Neither expected that the show – which spoke to a pivotal New York story from a different perspective – would go on to have a Broadway season in 2017, let alone London and Melbourne seasons. In October 2018 it surpassed The Drowsy Chaperone to become Broadway’s longest-running Canadian show, and it’s still going strong.
But the phenomenon of the show extends beyond the material itself – the individuals about whom the show was written attend opening nights and are invested in the show’s success. One is Beverley Bass, who was the first female captain of an American Airlines plane and whose plane was diverted to Gander. She’s come to see the show more than 100 times and became friends with Jenn Colella, who plays her on Broadway.
“It’s such a unique gift, as playwrights, to have the characters in your show come to your show, and also cheer you on on social media, and write to you constantly, and write to the actors,” Hein says.
The Melbourne cast, who were announced in November last year, have already received letters from the real-life people they’re portraying. But all of them play multiple characters in the fast-moving production, which is driven by the music native to Newfoundland; a Celtic-inspired folk-rock fusion that Hein grew up with, featuring fiddles, accordions and a driving hand drum called the bodhrán.
“It’s music that you’ve never heard on a Broadway stage or a musical theatre stage,” Hein says. “It’s this traditional music that comes about from how hard it is living on this rock with these terrible winters, and in response to that, they’ve created this music that compels you to jump up and dance. It’s like affirming life in response to the hardships of life.”
That makes the music, in a way, the perfect vehicle for this story about people responding to an enormously difficult challenge. The piece itself – which reminds of the importance of welcoming outsiders and giving to people in need – has taken on new resonances in the age of Brexit, Trump and Australia’s own border policies.

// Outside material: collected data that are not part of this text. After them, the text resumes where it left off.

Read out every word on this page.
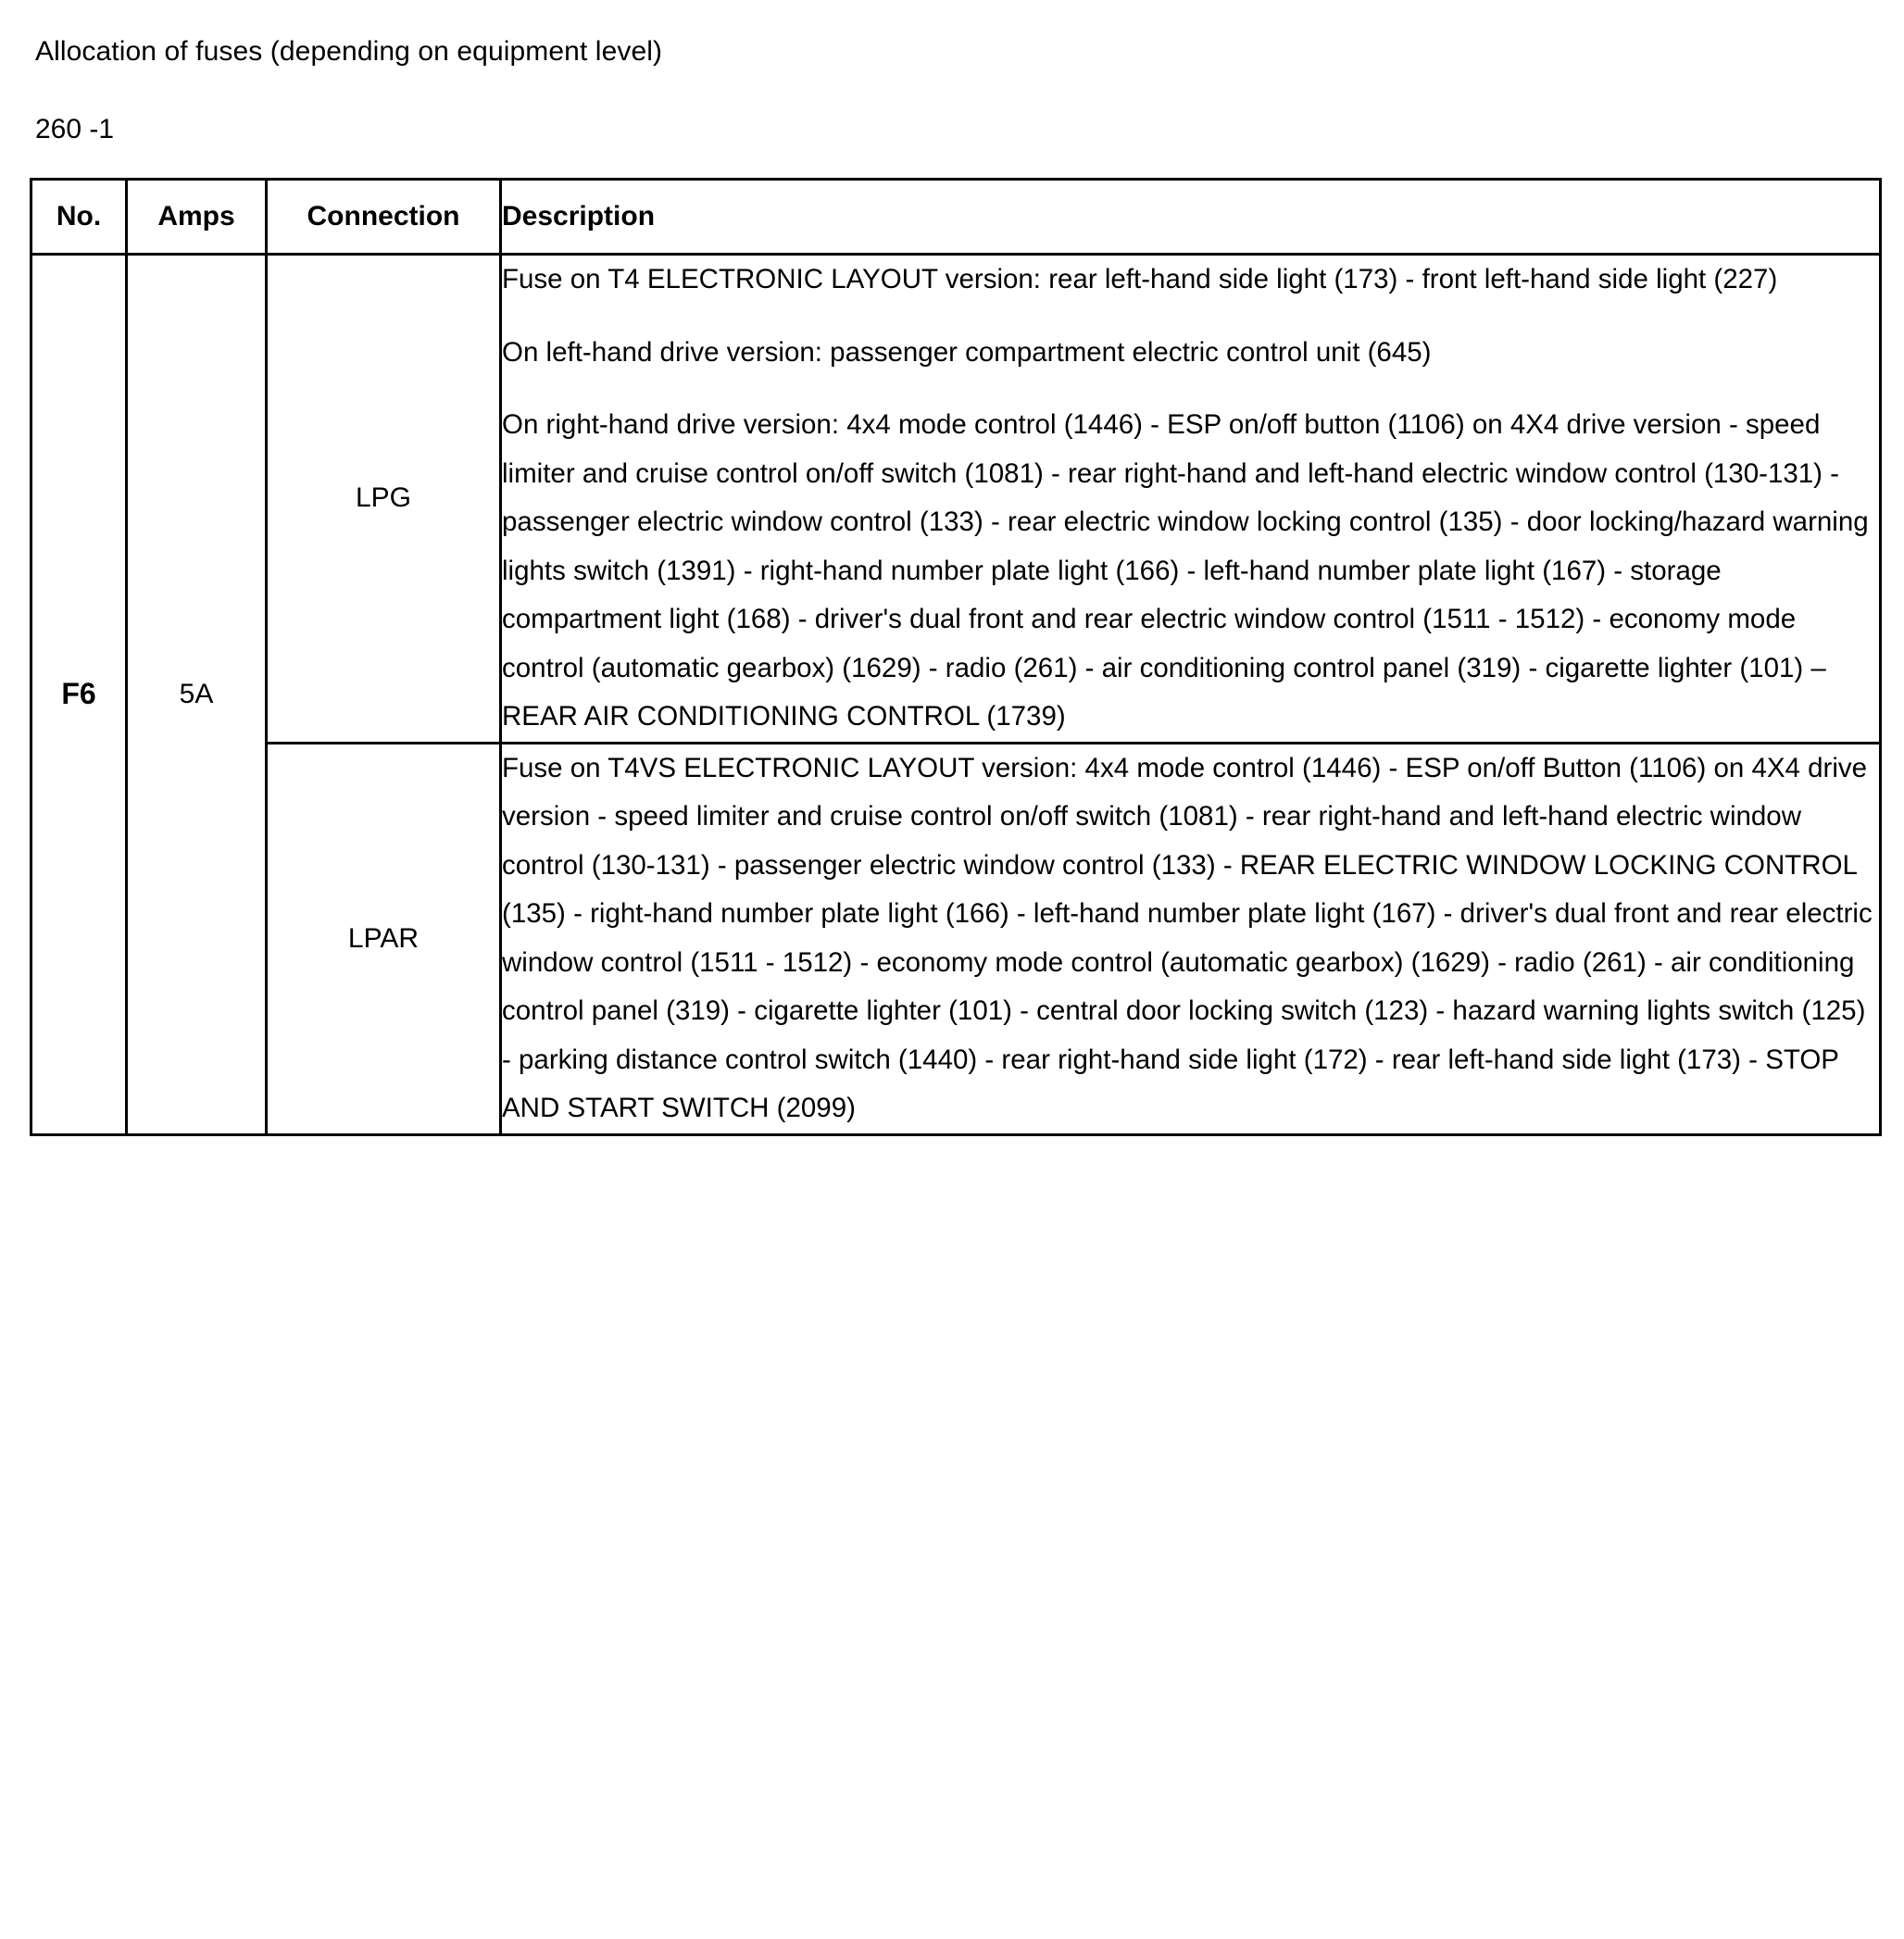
Allocation of fuses (depending on equipment level)
260 -1
No.	Amps	Connection	Description
F6	5A	LPG	Fuse on T4 ELECTRONIC LAYOUT version: rear left-hand side light (173) - front left-hand side light (227)

On left-hand drive version: passenger compartment electric control unit (645)

On right-hand drive version: 4x4 mode control (1446) - ESP on/off button (1106) on 4X4 drive version - speed limiter and cruise control on/off switch (1081) - rear right-hand and left-hand electric window control (130-131) - passenger electric window control (133) - rear electric window locking control (135) - door locking/hazard warning lights switch (1391) - right-hand number plate light (166) - left-hand number plate light (167) - storage compartment light (168) - driver's dual front and rear electric window control (1511 - 1512) - economy mode control (automatic gearbox) (1629) - radio (261) - air conditioning control panel (319) - cigarette lighter (101) – REAR AIR CONDITIONING CONTROL (1739)

		LPAR	Fuse on T4VS ELECTRONIC LAYOUT version: 4x4 mode control (1446) - ESP on/off Button (1106) on 4X4 drive version - speed limiter and cruise control on/off switch (1081) - rear right-hand and left-hand electric window control (130-131) - passenger electric window control (133) - REAR ELECTRIC WINDOW LOCKING CONTROL (135) - right-hand number plate light (166) - left-hand number plate light (167) - driver's dual front and rear electric window control (1511 - 1512) - economy mode control (automatic gearbox) (1629) - radio (261) - air conditioning control panel (319) - cigarette lighter (101) - central door locking switch (123) - hazard warning lights switch (125) - parking distance control switch (1440) - rear right-hand side light (172) - rear left-hand side light (173) - STOP AND START SWITCH (2099)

It’s not difficult to imagine how such a story might speak to Australian audiences.
“We didn’t have a crystal ball, and we couldn’t have known,” Sankoff says. “We really thought we were writing a period piece to begin with, about something that happened a long time ago, that we thought had more or less resolved by now – which was naive and not quite the case.”
Hein hopes that the story of kindness and generosity can stand as an example for not only how we should respond to crisis, but how we should treat one another every day.
“Right now it feels almost necessary to have a story about people coming together and finding commonalities and bridging the things that break us apart.”
Come from Away is at the Comedy Theatre from July 3.